Real-life H&S incidents

Company fined for felling eighty-foot tree onto cars

Written by Phoenix Health & Safety
12th January 2018

An arboriculture company has been fined after felling an eighty-two foot tree in the wrong direction. Southend Magistrates Court heard that The F.A. Bartlett Tree Expert Company Limited were working on a large poplar at Torrington Drive, Debden 1 August 2016. It fell across a grass verge, the public carriageway, footpath and front gardens opposite, hitting two cars and narrowly missing two members of the public.

A Health and Safety Executive (HSE) investigation found that the job was not properly planned or supervised, there were not enough workers to carry out the job safely, they had not been properly trained and lacked the correct equipment. The work area was not sufficiently segregated from members of the public, and the company did not follow standard industry guidelines.

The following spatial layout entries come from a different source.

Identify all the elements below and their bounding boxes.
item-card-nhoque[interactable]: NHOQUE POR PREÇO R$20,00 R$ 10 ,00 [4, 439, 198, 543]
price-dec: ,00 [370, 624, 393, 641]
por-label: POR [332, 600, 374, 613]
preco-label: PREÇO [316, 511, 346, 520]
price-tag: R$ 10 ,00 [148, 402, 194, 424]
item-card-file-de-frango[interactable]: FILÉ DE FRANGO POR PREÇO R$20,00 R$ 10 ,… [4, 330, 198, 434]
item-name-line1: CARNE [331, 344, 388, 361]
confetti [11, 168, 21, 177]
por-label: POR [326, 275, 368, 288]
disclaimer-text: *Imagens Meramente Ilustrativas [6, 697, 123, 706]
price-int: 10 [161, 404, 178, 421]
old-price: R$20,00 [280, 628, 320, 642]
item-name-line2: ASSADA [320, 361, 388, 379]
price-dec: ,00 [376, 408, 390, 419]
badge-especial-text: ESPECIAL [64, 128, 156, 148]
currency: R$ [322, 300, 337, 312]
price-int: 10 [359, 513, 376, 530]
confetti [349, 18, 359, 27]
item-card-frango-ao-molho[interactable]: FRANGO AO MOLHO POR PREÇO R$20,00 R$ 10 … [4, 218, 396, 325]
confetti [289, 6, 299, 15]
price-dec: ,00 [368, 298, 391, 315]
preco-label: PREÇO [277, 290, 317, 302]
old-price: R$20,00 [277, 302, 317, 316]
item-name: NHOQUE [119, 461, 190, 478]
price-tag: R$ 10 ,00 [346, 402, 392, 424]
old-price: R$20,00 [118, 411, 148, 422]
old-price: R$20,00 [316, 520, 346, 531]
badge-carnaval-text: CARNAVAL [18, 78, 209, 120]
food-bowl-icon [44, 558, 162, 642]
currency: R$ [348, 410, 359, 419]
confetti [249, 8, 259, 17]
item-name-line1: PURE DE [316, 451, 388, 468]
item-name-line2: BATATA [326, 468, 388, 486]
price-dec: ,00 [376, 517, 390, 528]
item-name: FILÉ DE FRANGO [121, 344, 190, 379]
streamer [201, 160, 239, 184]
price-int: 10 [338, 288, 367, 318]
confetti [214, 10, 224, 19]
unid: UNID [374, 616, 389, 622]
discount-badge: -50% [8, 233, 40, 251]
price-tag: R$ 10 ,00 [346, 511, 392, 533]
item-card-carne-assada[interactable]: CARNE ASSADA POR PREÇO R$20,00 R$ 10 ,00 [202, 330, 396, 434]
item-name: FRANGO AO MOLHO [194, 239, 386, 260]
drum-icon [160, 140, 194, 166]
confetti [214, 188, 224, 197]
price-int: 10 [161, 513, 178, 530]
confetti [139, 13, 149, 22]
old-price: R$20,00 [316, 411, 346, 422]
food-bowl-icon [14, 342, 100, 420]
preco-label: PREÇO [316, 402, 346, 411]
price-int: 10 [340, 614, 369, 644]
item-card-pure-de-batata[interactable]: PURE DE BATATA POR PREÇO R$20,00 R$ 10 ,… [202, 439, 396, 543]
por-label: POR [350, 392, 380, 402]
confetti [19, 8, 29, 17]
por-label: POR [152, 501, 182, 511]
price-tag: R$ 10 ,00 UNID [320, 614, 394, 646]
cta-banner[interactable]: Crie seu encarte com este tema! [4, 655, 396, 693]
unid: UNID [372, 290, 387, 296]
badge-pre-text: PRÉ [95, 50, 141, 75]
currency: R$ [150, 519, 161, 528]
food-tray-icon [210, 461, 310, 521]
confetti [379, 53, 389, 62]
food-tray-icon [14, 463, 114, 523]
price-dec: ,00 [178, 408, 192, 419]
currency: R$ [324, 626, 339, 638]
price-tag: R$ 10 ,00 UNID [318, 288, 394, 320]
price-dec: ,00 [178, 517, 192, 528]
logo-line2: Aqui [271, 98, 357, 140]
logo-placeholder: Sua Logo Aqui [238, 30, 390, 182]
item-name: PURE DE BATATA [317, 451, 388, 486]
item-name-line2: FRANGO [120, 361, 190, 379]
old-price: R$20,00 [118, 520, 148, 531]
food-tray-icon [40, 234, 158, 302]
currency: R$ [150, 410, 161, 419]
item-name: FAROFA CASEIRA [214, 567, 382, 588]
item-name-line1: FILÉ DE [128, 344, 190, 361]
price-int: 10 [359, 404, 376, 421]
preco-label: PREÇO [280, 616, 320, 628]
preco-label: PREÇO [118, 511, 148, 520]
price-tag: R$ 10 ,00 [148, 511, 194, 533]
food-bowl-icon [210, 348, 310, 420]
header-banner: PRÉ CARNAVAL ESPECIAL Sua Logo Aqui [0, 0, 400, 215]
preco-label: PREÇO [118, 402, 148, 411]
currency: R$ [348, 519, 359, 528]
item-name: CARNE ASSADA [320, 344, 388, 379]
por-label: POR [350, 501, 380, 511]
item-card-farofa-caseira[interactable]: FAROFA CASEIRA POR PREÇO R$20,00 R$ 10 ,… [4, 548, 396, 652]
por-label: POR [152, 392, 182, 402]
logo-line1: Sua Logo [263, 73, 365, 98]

After pleading guilty to breaching Sections 3(1) of the Health and Safety at Work Act 1974, the FA Bartlett Tree Expert Company Limited of High Street, Crawley was fined £24,000 and ordered to pay costs of £5,352.60. HSE inspector Adam Hills said:

“This was a serious incident and it is fortunate that nobody was injured.... A lack of training combined with a failure to ensure that an adequate plan of work was prepared, implemented and followed left members of the public exposed to risks that could have easily been controlled.”

Phoenix comments:

Statistics show that the vast majority of fatal and major injuries in tree work are associated with chainsaw operations, being struck by a tree/branch or a fall. Between 1 April 2000 and 31 March 2013 60 people have been killed as a result of tree work and many more have been injured. The company failed to plan, resource and monitor its activities and this incident could have resulted in more serious consequences. The HSE provide the following chainsaw and tree felling guidance:

  • Initial site survey - Wherever possible assess each job in advance. This allows for correct selection of equipment, allocation of staff and prior knowledge of hazards. It also allows an experienced site surveyor to provide guidance and work methodology to the people carrying out the work.
  • Risk assessment/emergency planning - The assessment should take account of the hazards specific to the site, task and tree. It is not just an exercise on paper, if you cannot control risks to acceptable levels, work must not proceed until suitable arrangements are in place. Emergency contingency plans (first aid, emergency contact numbers, Accident and Emergency number, site location etc) must be in place in advance.
  • Work planning - All information, as well as the actual undertaking of the job, must be planned, agreed and understood by all the team.
  • Felling cuts - Effective control of the fell is maintained by an appropriate combination of the directional or sink cut, hinge and main felling or back cut. Felling cuts must be appropriate to the tree size and form, and consistently accurate.
  • Felling aids (breaker bars, wedges etc) - These must be appropriate to the tree size and form. The need for felling aids must be identified in advance; they must be appropriate and readily available to the person undertaking the fell.
  • Control lines, pull ropes, anchor ropes, winches etc - If such systems are to be used there should be clear understanding of their intended purpose and suitability for the task, e.g. is it: An assisted fell? An anchor or back up? A felling aid? A winching operation? A combination of tasks?
  • Avoid ‘free hand’ pulling or non-anchored applications. If the person pulling the rope sways or rocks the tree during felling, the main felling cut at the rear of the tree will open and close and the chainsaw operator could compromise the integrity of the hinge.
  • Do not over-tension lines. This may place considerable tension on the rear of the tree making the hinge sever prematurely, causing the tree to split and injuring the chainsaw operator.
  • Avoid making the main felling or back cut while your workmate is simultaneously applying tension to the line. As well as the above risks, the chainsaw operator cannot safely place the back cut and monitor the action of his colleague operating the line. In the majority of cases the tree feller should be able to form the back cut, leave a hinge of appropriate size, step into a safe area, and then issue an agreed signal for the person on the lines to start operation.
  • Plan escape routes in advance and keep them clear of obstructions. If control is lost over the fell, use the escape route and do not turn your back on the falling tree. Remember, accidents often happen because unforeseen or remote risks actually materialise. Consider the possibility that the tree may fall towards your intended escape routes. Have you got enough back up to ensure that the tree will fall in the intended direction? Is there enough space to take evasive action if the unforeseen occurs?
  • Ensure staff have the necessary training, experience and competency certificate for the task they are undertaking. Remember that people holding only CS 30/31 with little additional experience can quickly find themselves in situations outside their experience and skill base. This is particularly true when faced with larger and awkward fells and the unique hazards associated with arboricultural operations in gardens and the built environment.